New York Co-conspirator Exception in a Felony Murder Case

In People v. Ryan (263 NY 298, 189 NE 225 [1934]), a grocery store owner was shot to death in a failed robbery attempt. The two robbers who went to the store afterwards admitted to fellow conspirator Ryan and another conspirator that they shot the grocer in furtherance of the robbery attempt. Proof of that declaration was admitted against Ryan under the coconspirator exception to show that he was guilty of felony murder, i.e, to show that the killing was in furtherance of the attempted robbery. But, said the Court: "Declarations made by one conspirator in the prosecution of the enterprise are evidence against all, but they must be made in furtherance of the enterprise and while the enterprise is pending. Narration of the past facts after the enterprise has come to an end by success or failure is not admissible in evidence against the others. (People v. Davis 56 NY 95, 2 CowCr 39; Logan v. United States, 144 US 263, 12 SCt 617, 36 LEd 429.) Here the statements were not made in furtherance of the common enterprise.
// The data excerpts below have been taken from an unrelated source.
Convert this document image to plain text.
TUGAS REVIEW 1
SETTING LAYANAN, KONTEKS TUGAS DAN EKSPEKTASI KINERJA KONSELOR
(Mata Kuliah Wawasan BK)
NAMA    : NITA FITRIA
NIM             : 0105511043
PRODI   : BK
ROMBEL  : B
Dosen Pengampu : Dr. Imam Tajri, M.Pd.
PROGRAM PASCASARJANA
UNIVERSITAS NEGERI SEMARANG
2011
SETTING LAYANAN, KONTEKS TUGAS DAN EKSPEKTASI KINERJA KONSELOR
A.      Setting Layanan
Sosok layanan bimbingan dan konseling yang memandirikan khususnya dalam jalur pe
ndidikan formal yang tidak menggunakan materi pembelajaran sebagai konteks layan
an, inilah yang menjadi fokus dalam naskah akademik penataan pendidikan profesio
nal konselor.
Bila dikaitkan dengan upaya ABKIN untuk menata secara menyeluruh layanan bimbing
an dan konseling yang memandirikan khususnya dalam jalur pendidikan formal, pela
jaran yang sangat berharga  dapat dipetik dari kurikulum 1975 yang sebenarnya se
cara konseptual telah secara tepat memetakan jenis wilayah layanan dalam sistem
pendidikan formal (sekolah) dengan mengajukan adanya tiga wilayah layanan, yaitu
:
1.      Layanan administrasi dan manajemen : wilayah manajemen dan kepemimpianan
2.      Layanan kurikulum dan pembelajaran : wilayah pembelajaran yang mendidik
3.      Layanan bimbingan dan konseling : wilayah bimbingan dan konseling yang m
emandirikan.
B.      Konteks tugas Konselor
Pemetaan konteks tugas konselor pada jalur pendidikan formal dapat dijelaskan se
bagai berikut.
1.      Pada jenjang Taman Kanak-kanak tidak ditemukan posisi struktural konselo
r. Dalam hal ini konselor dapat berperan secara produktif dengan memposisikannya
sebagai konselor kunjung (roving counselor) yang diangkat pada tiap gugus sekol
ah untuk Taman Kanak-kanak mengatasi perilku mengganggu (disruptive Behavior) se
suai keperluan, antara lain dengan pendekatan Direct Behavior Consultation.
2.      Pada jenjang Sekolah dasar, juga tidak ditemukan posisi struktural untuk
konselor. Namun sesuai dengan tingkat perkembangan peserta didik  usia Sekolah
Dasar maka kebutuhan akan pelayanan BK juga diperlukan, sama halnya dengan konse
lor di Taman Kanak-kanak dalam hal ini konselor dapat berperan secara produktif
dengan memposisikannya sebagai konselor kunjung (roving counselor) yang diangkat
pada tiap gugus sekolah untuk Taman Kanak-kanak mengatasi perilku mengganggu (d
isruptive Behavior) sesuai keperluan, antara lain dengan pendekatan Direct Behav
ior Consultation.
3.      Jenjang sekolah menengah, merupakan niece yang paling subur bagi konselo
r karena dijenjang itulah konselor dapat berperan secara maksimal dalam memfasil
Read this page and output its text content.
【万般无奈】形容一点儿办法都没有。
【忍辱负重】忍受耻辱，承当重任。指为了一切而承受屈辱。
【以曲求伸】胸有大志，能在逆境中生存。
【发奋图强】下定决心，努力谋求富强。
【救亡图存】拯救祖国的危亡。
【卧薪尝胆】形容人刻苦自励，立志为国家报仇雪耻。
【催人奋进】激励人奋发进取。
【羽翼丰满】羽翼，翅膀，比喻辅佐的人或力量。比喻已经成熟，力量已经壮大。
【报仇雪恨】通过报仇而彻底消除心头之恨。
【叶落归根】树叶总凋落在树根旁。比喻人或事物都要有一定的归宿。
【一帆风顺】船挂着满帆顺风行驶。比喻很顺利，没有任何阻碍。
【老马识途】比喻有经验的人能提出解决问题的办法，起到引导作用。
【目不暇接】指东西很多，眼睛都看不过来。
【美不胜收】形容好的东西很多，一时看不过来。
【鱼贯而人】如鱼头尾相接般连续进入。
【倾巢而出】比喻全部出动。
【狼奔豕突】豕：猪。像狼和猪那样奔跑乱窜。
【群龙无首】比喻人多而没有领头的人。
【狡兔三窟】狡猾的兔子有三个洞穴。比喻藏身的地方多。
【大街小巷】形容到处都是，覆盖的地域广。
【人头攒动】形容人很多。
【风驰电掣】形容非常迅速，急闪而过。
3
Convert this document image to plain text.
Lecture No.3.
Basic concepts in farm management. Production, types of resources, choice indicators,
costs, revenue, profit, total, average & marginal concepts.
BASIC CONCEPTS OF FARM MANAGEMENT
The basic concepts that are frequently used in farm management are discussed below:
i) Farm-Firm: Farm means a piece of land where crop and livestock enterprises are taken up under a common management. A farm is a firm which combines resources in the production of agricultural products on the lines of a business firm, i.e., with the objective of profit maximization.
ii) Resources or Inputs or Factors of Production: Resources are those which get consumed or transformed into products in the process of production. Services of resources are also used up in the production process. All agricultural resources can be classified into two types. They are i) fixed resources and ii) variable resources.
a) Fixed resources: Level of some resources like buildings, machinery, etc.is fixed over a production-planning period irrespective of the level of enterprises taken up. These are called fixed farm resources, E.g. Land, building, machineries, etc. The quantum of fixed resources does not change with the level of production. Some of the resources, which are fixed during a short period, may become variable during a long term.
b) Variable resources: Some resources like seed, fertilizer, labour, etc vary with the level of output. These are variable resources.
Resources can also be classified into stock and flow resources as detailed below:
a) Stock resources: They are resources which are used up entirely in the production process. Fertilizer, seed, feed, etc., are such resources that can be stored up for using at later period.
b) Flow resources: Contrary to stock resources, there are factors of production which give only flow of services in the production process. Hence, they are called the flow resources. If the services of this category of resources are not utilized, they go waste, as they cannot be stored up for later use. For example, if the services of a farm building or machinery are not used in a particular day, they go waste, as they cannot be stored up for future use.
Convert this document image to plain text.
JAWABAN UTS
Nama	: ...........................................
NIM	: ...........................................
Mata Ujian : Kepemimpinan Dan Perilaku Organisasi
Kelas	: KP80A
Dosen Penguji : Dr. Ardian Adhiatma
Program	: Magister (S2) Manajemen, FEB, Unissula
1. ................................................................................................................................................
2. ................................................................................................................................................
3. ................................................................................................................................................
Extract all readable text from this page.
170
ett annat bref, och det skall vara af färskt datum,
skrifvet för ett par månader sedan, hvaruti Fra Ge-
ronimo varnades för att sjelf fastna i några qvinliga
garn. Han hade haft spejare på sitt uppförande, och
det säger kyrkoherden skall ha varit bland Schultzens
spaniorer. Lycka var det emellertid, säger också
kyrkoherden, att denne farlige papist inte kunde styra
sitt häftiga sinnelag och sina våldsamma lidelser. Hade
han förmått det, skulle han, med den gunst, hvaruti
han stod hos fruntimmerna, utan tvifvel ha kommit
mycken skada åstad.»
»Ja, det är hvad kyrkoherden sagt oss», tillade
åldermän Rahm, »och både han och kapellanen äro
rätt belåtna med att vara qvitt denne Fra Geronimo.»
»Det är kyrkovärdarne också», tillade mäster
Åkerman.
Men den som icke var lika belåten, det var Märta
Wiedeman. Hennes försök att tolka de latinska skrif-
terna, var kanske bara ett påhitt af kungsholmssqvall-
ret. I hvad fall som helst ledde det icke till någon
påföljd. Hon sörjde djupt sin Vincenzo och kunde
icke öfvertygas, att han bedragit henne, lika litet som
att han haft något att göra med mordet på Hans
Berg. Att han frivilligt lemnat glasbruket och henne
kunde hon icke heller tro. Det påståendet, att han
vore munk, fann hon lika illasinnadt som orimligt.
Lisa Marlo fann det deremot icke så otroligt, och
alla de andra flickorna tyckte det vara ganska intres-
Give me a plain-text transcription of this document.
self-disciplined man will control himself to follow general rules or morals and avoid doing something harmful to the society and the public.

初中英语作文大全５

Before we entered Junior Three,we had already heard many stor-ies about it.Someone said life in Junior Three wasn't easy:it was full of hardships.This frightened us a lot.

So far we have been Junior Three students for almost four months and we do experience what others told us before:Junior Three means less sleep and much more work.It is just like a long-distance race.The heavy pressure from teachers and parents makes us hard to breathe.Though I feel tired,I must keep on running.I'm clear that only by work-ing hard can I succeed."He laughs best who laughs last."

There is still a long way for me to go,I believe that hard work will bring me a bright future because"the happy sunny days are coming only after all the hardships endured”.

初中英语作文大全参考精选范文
That had come to an end by failure. They were merely part of explanation given for the failure. The conspirators in making the statements were certainly not acting as agents in behalf of their fellows when they made this explanation to them. It follows that the reception of this narration as evidence binding upon the defendants who had no personal knowledge of the facts is erroneous. It has no more logical probative force against them than any other hearsay testimony." (Ryan at 305 see also People v. Vaccaro, 288 NY 170, 42 NE2d 472 [1942]; People v. Davis, 56 NY 95, 102-03, 2 CowCr 39 [1874] ["(a) mere relation of something already done for the accomplishment of the object of the conspirators is not competent evidence against the others"].)